Developing your business message for a new medium can seem daunting at first. I remember how strange it felt to write my first Twitter message, restricted to just 140 characters. It was almost embarrassing to refer to my message as a “tweet.”

As professional communicators, we are all learning to adapt our style to social media. These interactive environments require a different voice, one that is more personal, responsive, and helpful. The better we come to understand these new channels, the more effectively our voice resonates in them.

Audiences in social-media environments have different expectations. They don’t want companies to talk at them, whether in written form or through video; they want to engage with your organization.

More and more, I see companies incorporating video into their social-media strategies because of the unique power video has to engage people. We know that social-media audiences inherently resist direct marketing messages. Video can sidestep that issue by conveying information the audience needs and wants in a way that entertains while it informs.

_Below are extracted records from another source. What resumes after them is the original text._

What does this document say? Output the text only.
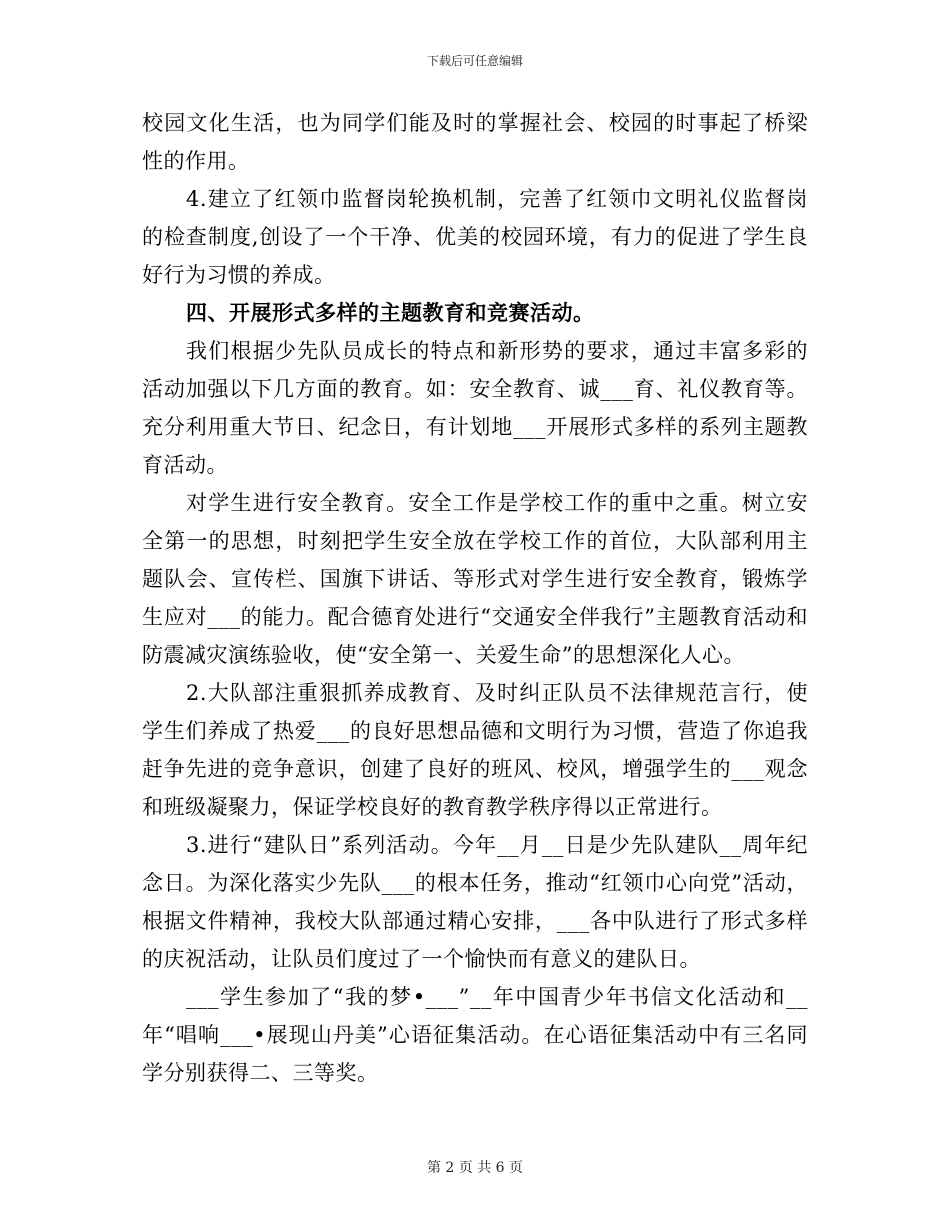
下载后可任意编辑

校园文化生活，也为同学们能及时的掌握社会、校园的时事起了桥梁性的作用。

4.建立了红领巾监督岗轮换机制，完善了红领巾文明礼仪监督岗的检查制度,创设了一个干净、优美的校园环境，有力的促进了学生良好行为习惯的养成。

四、开展形式多样的主题教育和竞赛活动。

我们根据少先队员成长的特点和新形势的要求，通过丰富多彩的活动加强以下几方面的教育。如：安全教育、诚___育、礼仪教育等。充分利用重大节日、纪念日，有计划地___开展形式多样的系列主题教育活动。

对学生进行安全教育。安全工作是学校工作的重中之重。树立安全第一的思想，时刻把学生安全放在学校工作的首位，大队部利用主题队会、宣传栏、国旗下讲话、等形式对学生进行安全教育，锻炼学生应对___的能力。配合德育处进行“交通安全伴我行”主题教育活动和防震减灾演练验收，使“安全第一、关爱生命”的思想深化人心。

2.大队部注重狠抓养成教育、及时纠正队员不法律规范言行，使学生们养成了热爱___的良好思想品德和文明行为习惯，营造了你追我赶争先进的竞争意识，创建了良好的班风、校风，增强学生的___观念和班级凝聚力，保证学校良好的教育教学秩序得以正常进行。

3.进行“建队日”系列活动。今年__月__日是少先队建队__周年纪念日。为深化落实少先队___的根本任务，推动“红领巾心向党”活动，根据文件精神，我校大队部通过精心安排，___各中队进行了形式多样的庆祝活动，让队员们度过了一个愉快而有意义的建队日。

___学生参加了“我的梦•___”__年中国青少年书信文化活动和__年“唱响___•展现山丹美”心语征集活动。在心语征集活动中有三名同学分别获得二、三等奖。

第 2 页 共 6 页
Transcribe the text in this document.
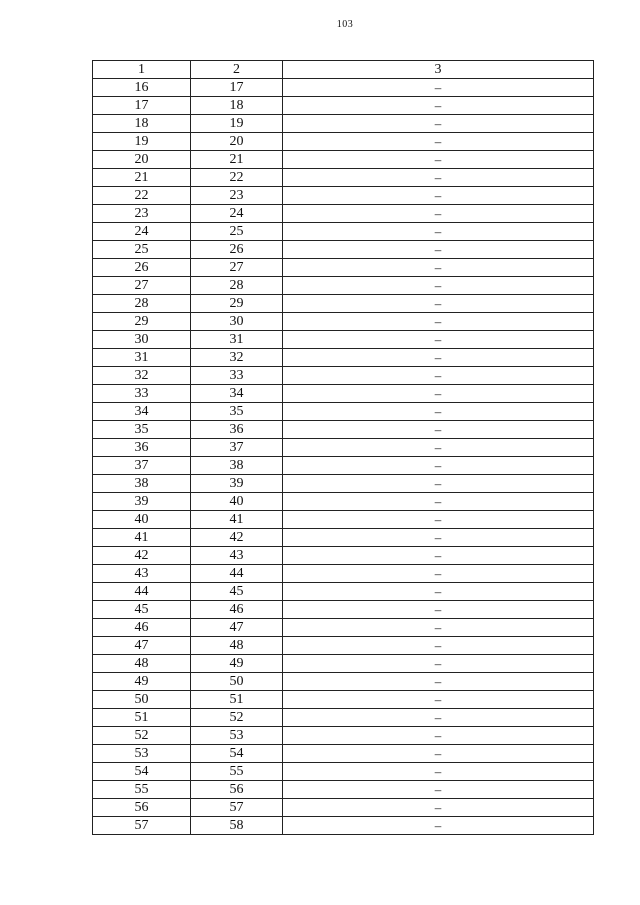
103
1	2	3
16	17	–
17	18	–
18	19	–
19	20	–
20	21	–
21	22	–
22	23	–
23	24	–
24	25	–
25	26	–
26	27	–
27	28	–
28	29	–
29	30	–
30	31	–
31	32	–
32	33	–
33	34	–
34	35	–
35	36	–
36	37	–
37	38	–
38	39	–
39	40	–
40	41	–
41	42	–
42	43	–
43	44	–
44	45	–
45	46	–
46	47	–
47	48	–
48	49	–
49	50	–
50	51	–
51	52	–
52	53	–
53	54	–
54	55	–
55	56	–
56	57	–
57	58	–
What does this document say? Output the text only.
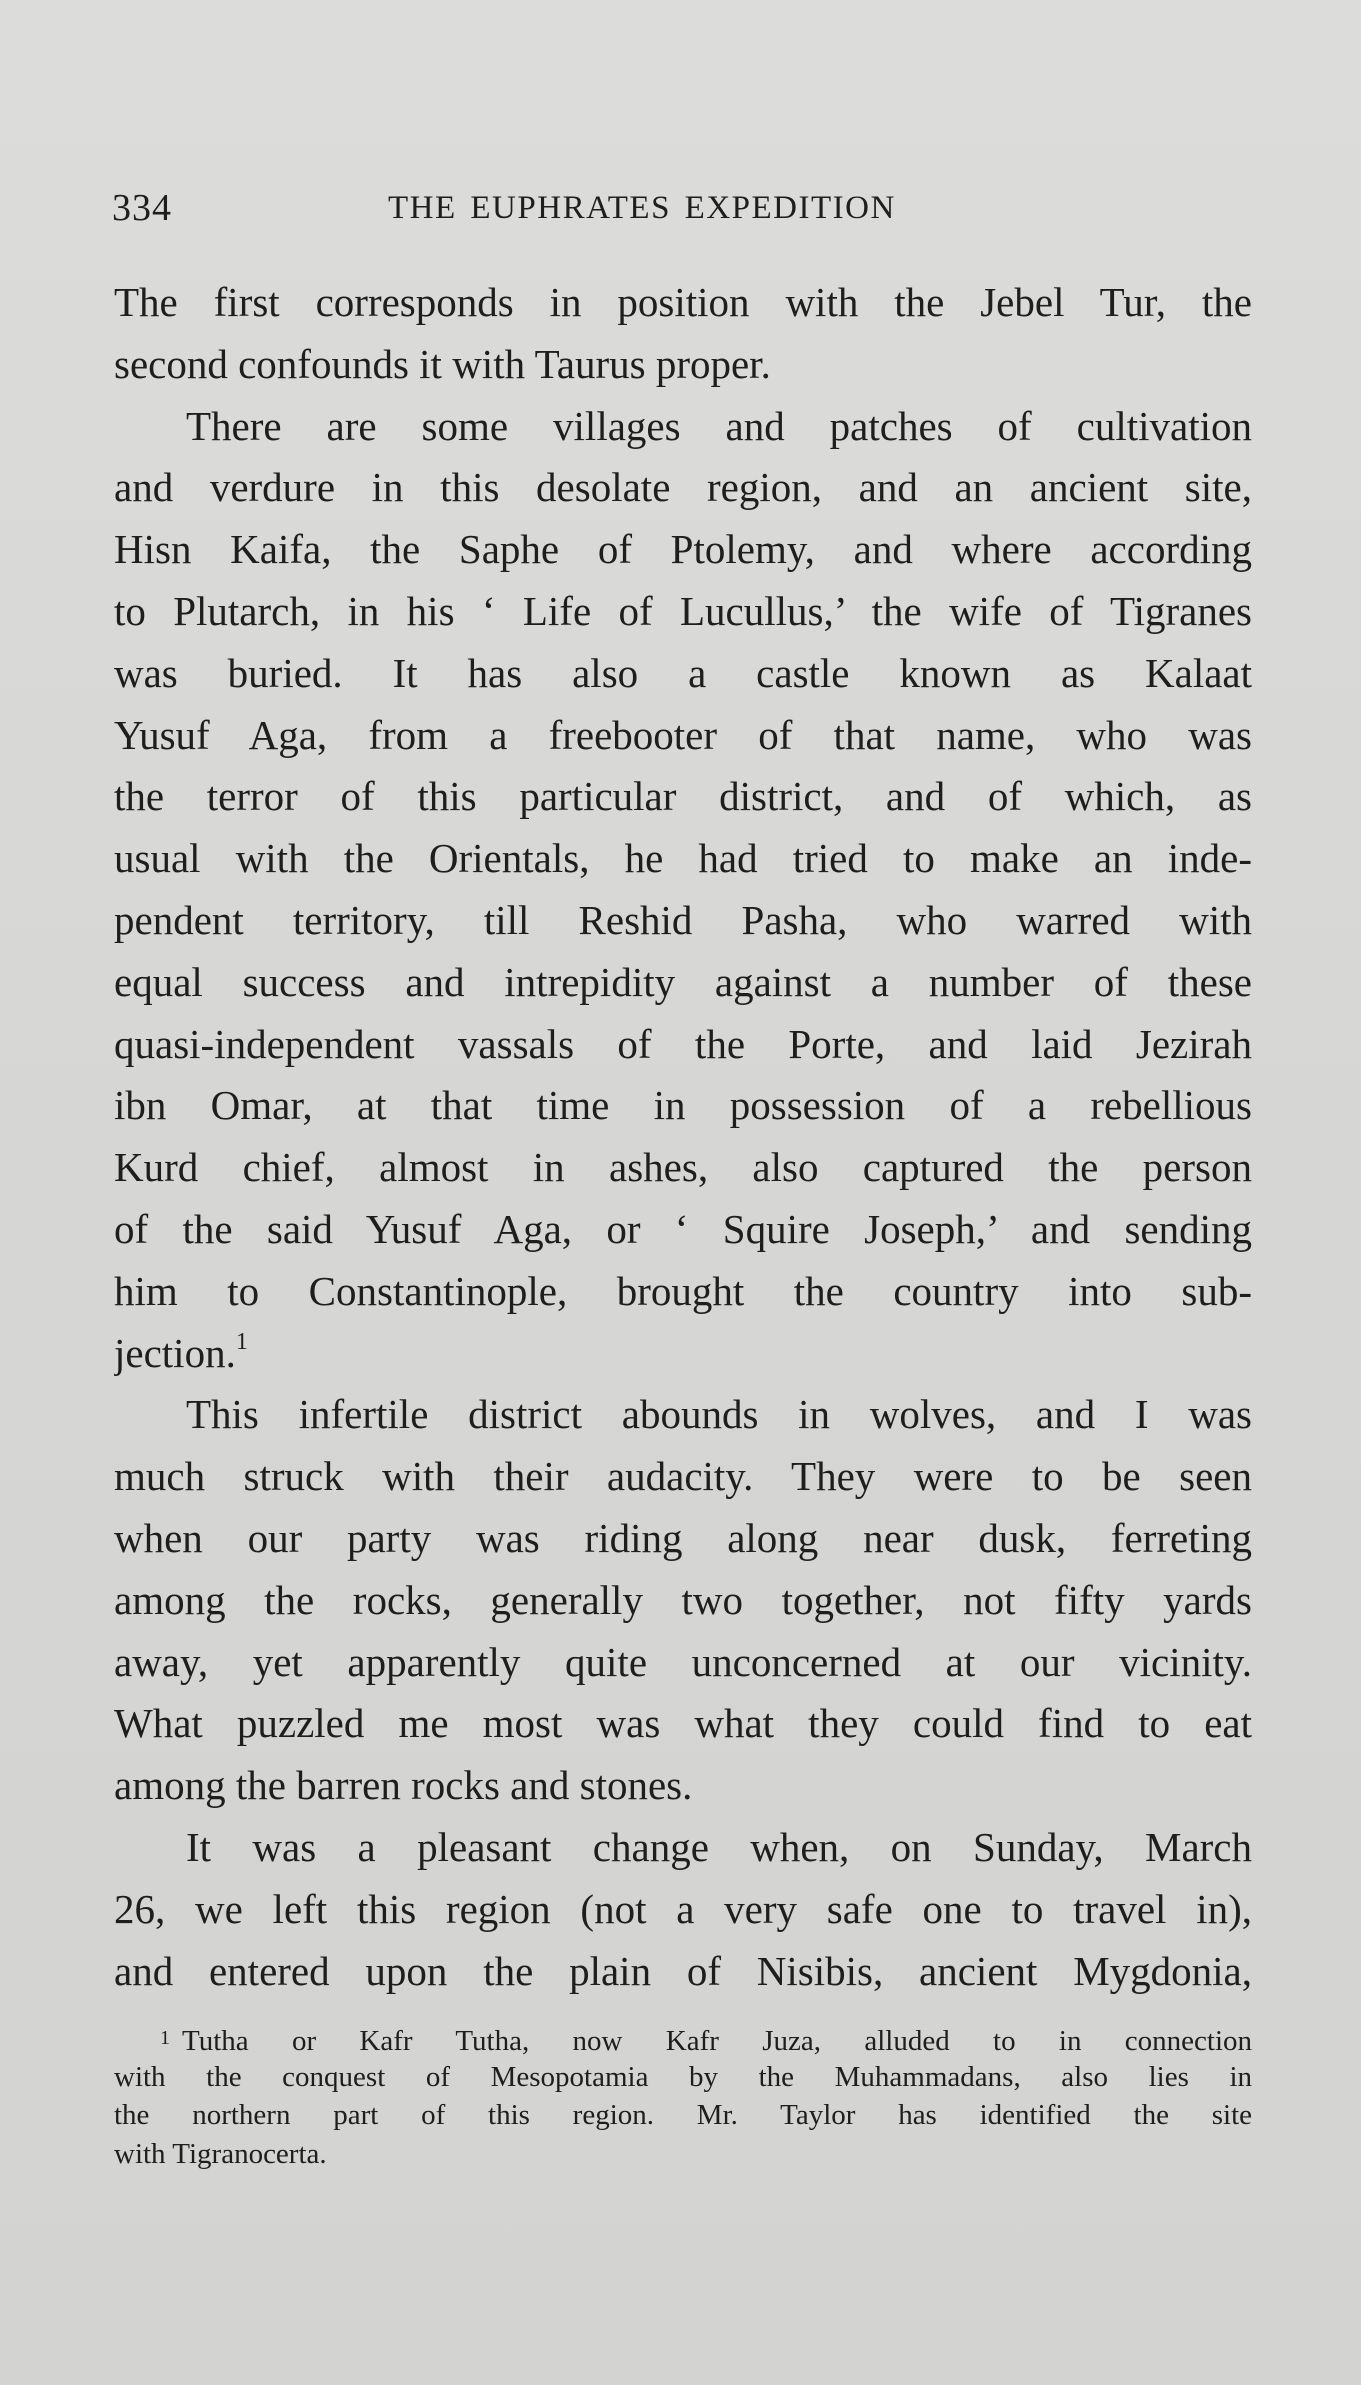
334	THE EUPHRATES EXPEDITION
The first corresponds in position with the Jebel Tur, the
second confounds it with Taurus proper.
There are some villages and patches of cultivation
and verdure in this desolate region, and an ancient site,
Hisn Kaifa, the Saphe of Ptolemy, and where according
to Plutarch, in his ‘ Life of Lucullus,’ the wife of Tigranes
was buried. It has also a castle known as Kalaat
Yusuf Aga, from a freebooter of that name, who was
the terror of this particular district, and of which, as
usual with the Orientals, he had tried to make an inde-
pendent territory, till Reshid Pasha, who warred with
equal success and intrepidity against a number of these
quasi-independent vassals of the Porte, and laid Jezirah
ibn Omar, at that time in possession of a rebellious
Kurd chief, almost in ashes, also captured the person
of the said Yusuf Aga, or ‘ Squire Joseph,’ and sending
him to Constantinople, brought the country into sub-
jection.$^1$
This infertile district abounds in wolves, and I was
much struck with their audacity. They were to be seen
when our party was riding along near dusk, ferreting
among the rocks, generally two together, not fifty yards
away, yet apparently quite unconcerned at our vicinity.
What puzzled me most was what they could find to eat
among the barren rocks and stones.
It was a pleasant change when, on Sunday, March
26, we left this region (not a very safe one to travel in),
and entered upon the plain of Nisibis, ancient Mygdonia,
$^1$ Tutha or Kafr Tutha, now Kafr Juza, alluded to in connection
with the conquest of Mesopotamia by the Muhammadans, also lies in
the northern part of this region. Mr. Taylor has identified the site
with Tigranocerta.
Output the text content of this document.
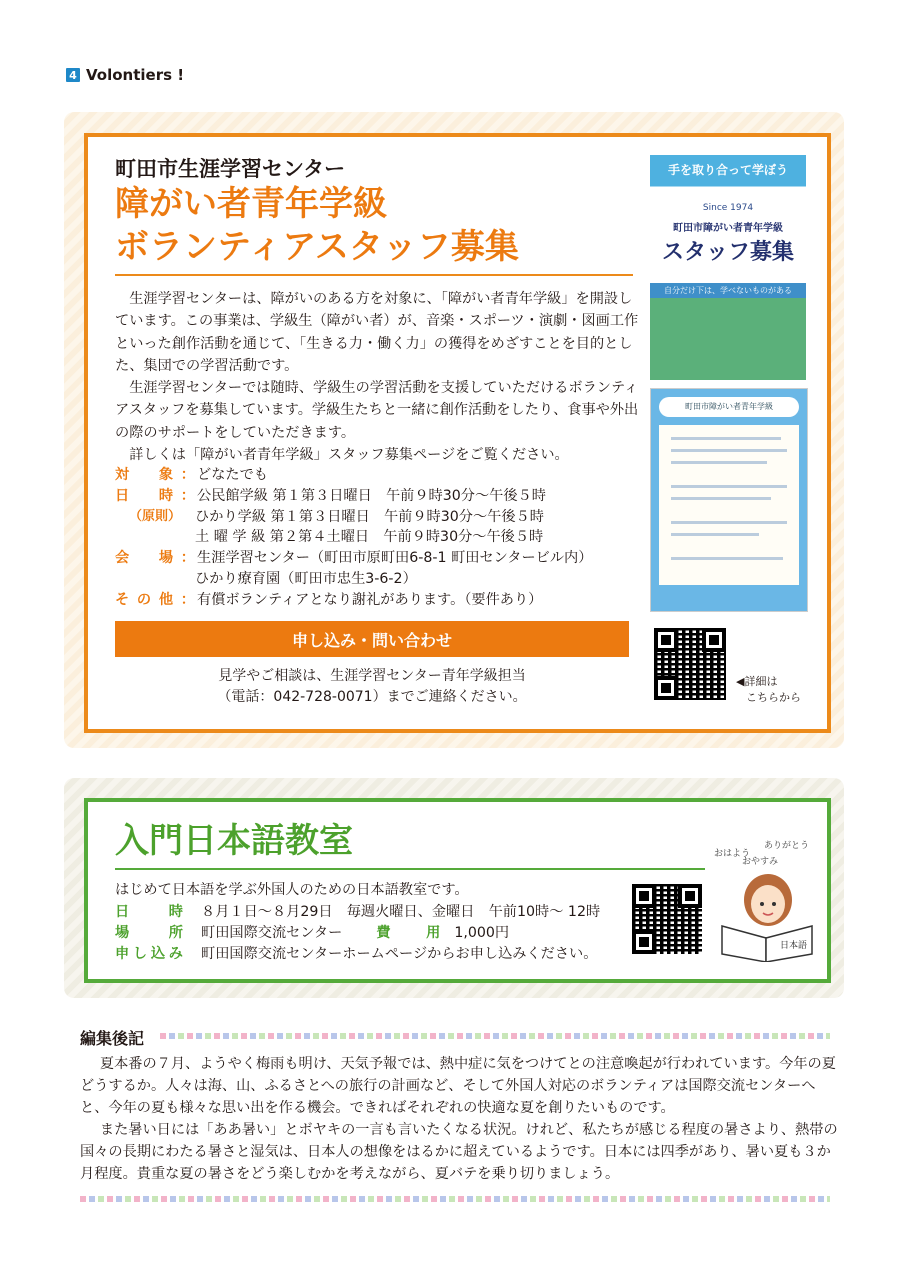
4 Volontiers !
町田市生涯学習センター
障がい者青年学級
ボランティアスタッフ募集

生涯学習センターは、障がいのある方を対象に、「障がい者青年学級」を開設しています。この事業は、学級生（障がい者）が、音楽・スポーツ・演劇・図画工作といった創作活動を通じて、「生きる力・働く力」の獲得をめざすことを目的とした、集団での学習活動です。

生涯学習センターでは随時、学級生の学習活動を支援していただけるボランティアスタッフを募集しています。学級生たちと一緒に創作活動をしたり、食事や外出の際のサポートをしていただきます。

詳しくは「障がい者青年学級」スタッフ募集ページをご覧ください。

対　象： どなたでも
日　時： 公民館学級 第１第３日曜日　午前９時30分～午後５時
（原則） ひかり学級 第１第３日曜日　午前９時30分～午後５時
土 曜 学 級 第２第４土曜日　午前９時30分～午後５時
会　場： 生涯学習センター（町田市原町田6-8-1 町田センタービル内）
ひかり療育園（町田市忠生3-6-2）
その他： 有償ボランティアとなり謝礼があります。（要件あり）
申し込み・問い合わせ
見学やご相談は、生涯学習センター青年学級担当
（電話：042-728-0071）までご連絡ください。
手を取り合って学ぼう
Since 1974
町田市障がい者青年学級
スタッフ募集
自分だけ下は、学べないものがある
町田市障がい者青年学級
◀詳細は
こちらから
入門日本語教室
はじめて日本語を学ぶ外国人のための日本語教室です。
日　時 ８月１日～８月29日　毎週火曜日、金曜日　午前10時～ 12時
場　所 町田国際交流センター 費　用 1,000円
申し込み 町田国際交流センターホームページからお申し込みください。
おはよう
ありがとう
おやすみ
日本語
編集後記

夏本番の７月、ようやく梅雨も明け、天気予報では、熱中症に気をつけてとの注意喚起が行われています。今年の夏どうするか。人々は海、山、ふるさとへの旅行の計画など、そして外国人対応のボランティアは国際交流センターへと、今年の夏も様々な思い出を作る機会。できればそれぞれの快適な夏を創りたいものです。

また暑い日には「ああ暑い」とボヤキの一言も言いたくなる状況。けれど、私たちが感じる程度の暑さより、熱帯の国々の長期にわたる暑さと湿気は、日本人の想像をはるかに超えているようです。日本には四季があり、暑い夏も３か月程度。貴重な夏の暑さをどう楽しむかを考えながら、夏バテを乗り切りましょう。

People have been telling stories since the beginning of time and are naturally drawn into a narrative. That’s where video succeeds best, capturing and holding the viewer’s attention while delivering information. If you allow viewers to conclude on their own that your product or service has value to them, they will be far more receptive to your message than to a direct sales pitch.

The best video-production companies know how to use the language of video—point of view, action, dialogue, narration, sound effects, music, and graphics—to underscore your message without making it overtly promotional. They can create video that will stimulate curiosity about your company, subsequently driving visitors to explore your website or to request more information directly from your organization.

If you are thinking about creating a video for your business, here is the best advice I can give you. Save your organization time and money by thoroughly considering the following questions—long before you begin to collaborate with a video production company:

  • What do you hope to accomplish with this video?
  • What are your resources, in terms of people, time, and budget?
  • Who is your audience for this video? What do you know about their interests, attitudes, and needs?
  • Where and when will they see the video?
  • What are the “push-button” words and phrases for your audience? What motivates them?
  • What are the key messages you want to deliver?

I encourage corporate communicators to approach their video production company with a project brief that includes answers to the above questions. This will greatly assist in creating clarity of direction for your video. With the clarity that will come from this exercise, you’ll be much farther down the road to making a great video for your organization.